Re: [PATCH v1] platform/x86: intel_pmc_core: promote S0ix failure warn() to WARN()

From: Hans de Goede
Date: Mon Oct 31 2022 - 16:16:47 EST


Hi,

On 10/31/22 20:39, Limonciello, Mario wrote:
> [Public]
>
>> -----Original Message-----
>> From: Sven van Ashbrook <svenva@xxxxxxxxxxxx>
>> Sent: Friday, October 28, 2022 23:12
>> To: Rajneesh Bhardwaj <irenic.rajneesh@xxxxxxxxx>; Hans de Goede
>> <hdegoede@xxxxxxxxxx>
>> Cc: Limonciello, Mario <Mario.Limonciello@xxxxxxx>; LKML <linux-
>> kernel@xxxxxxxxxxxxxxx>; S-k, Shyam-sundar <Shyam-sundar.S-
>> k@xxxxxxx>; rrangel@xxxxxxxxxxxx; platform-driver-
>> x86@xxxxxxxxxxxxxxx; Rajneesh Bhardwaj <rajneesh.bhardwaj@xxxxxxxxx>;
>> Rafael J Wysocki <rjw@xxxxxxxxxxxxx>; Rajat Jain <rajatja@xxxxxxxxxx>;
>> David E Box <david.e.box@xxxxxxxxx>; Mark Gross <markgross@xxxxxxxxxx>
>> Subject: Re: [PATCH v1] platform/x86: intel_pmc_core: promote S0ix failure
>> warn() to WARN()
>>
>> On Thu, Oct 27, 2022 at 12:02 PM Rajneesh Bhardwaj
>> <irenic.rajneesh@xxxxxxxxx> wrote:
>>> I'd advise against this promotion based on my experience with S0ix entry
>> failures.
>>
>> On Thu, Oct 27, 2022 at 11:40 AM Hans de Goede <hdegoede@xxxxxxxxxx>
>> wrote:
>>> I'm not a fan of the change you are suggesting here.
>>
>> Thanks everyone for the feedback.
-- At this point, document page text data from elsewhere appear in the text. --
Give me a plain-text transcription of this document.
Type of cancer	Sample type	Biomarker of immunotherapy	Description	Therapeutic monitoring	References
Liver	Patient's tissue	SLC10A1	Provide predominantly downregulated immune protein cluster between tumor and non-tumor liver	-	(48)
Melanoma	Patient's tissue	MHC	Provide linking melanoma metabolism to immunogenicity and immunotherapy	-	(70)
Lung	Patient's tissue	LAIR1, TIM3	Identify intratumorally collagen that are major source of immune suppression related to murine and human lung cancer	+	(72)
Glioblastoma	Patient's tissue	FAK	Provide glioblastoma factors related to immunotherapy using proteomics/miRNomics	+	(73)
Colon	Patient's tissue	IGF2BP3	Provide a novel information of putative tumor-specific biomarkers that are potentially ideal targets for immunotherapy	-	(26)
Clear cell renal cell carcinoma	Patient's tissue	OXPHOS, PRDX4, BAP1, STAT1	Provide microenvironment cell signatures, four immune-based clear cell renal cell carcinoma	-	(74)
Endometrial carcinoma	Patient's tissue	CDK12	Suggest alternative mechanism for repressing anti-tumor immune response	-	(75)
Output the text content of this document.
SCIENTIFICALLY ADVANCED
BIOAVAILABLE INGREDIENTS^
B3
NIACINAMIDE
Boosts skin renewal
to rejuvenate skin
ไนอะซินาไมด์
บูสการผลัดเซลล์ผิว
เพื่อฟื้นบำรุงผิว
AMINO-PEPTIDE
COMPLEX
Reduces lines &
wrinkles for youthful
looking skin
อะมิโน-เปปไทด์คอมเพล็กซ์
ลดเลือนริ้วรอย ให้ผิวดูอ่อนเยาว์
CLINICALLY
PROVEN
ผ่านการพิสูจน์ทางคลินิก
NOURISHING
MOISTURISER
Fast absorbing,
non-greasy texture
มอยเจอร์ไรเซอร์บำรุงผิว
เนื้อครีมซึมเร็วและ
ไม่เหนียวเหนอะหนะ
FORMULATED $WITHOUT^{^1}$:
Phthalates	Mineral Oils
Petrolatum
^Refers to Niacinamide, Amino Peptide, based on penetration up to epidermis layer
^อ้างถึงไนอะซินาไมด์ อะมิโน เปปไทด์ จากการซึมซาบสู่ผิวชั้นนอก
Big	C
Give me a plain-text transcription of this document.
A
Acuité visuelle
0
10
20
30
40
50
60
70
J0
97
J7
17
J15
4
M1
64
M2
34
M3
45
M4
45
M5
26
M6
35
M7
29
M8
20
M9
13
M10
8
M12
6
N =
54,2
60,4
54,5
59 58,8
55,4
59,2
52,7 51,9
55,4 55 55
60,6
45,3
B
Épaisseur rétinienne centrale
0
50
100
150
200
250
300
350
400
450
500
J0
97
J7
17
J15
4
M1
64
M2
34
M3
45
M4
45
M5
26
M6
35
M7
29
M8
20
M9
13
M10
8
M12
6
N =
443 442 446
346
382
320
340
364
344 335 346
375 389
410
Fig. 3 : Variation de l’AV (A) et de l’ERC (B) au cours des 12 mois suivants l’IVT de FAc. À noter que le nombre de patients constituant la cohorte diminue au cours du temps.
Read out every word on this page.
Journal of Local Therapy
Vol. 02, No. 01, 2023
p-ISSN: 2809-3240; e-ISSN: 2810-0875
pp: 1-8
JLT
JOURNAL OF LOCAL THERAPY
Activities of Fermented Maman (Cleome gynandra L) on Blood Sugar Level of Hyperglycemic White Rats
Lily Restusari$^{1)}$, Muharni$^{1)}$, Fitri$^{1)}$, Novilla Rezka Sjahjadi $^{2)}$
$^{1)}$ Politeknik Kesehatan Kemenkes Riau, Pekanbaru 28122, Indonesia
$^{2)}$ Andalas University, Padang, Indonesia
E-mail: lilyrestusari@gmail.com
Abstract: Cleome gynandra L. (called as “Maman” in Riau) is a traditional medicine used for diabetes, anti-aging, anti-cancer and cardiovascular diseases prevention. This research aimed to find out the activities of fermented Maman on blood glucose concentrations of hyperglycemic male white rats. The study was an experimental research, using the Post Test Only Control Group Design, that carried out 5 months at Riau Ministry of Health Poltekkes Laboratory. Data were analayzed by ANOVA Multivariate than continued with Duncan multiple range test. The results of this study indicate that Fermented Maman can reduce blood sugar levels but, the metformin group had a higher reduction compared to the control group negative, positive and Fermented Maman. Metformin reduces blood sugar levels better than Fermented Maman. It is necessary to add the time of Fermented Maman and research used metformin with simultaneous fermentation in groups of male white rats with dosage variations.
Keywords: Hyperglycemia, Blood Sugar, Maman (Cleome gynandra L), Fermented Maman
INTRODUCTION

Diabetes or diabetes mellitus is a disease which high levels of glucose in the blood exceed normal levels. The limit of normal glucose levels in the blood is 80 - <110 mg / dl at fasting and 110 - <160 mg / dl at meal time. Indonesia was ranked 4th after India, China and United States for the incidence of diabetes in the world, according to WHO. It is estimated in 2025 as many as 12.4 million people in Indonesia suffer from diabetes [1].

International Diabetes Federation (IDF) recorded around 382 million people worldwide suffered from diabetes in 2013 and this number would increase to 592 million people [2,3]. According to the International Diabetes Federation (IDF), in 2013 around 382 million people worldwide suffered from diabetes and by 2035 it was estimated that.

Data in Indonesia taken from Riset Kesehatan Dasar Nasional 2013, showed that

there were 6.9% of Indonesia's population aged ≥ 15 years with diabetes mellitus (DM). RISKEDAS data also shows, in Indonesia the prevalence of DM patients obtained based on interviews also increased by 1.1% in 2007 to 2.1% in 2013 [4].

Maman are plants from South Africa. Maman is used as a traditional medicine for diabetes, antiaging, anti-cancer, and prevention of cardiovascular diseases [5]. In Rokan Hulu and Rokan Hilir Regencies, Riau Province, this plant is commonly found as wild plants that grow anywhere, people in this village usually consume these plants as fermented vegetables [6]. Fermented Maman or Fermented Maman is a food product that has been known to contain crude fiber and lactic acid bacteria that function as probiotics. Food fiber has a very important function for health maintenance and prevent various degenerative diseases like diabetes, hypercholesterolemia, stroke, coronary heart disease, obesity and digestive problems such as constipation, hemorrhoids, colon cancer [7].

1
Looks like there is consensus that it's
>> not advisable to promote the warning. We will move forward with changes to
>> our monitoring infrastructure instead.
>
> Did you see the idea proposed by David Box to introduce some infrastructure in
> the kernel for this?
>
> Just thinking about it a little bit more, it could be a lot nicer to have something like:
>
> /sys/power/suspend_stats/last_hw_deepest_state
>
> During the resume process drivers such as amd_pmc and intel_pmc_core could
> read the appropriate values for the hardware and call a function that would
> populate it with either a "0" or "1" or maybe even the amount of time spent in
> that state.
>
> We could then retire the debugging messages from both drivers and instead of
> your infrastructure relying upon scanning logs, userspace could read that sysfs
> file after every suspend and raise the alarms when it's 0 (or if it's populated with
> time smaller than X% of the total suspend time).

Something like this does indeed sound like a nice solution for this.

Regards,

Hans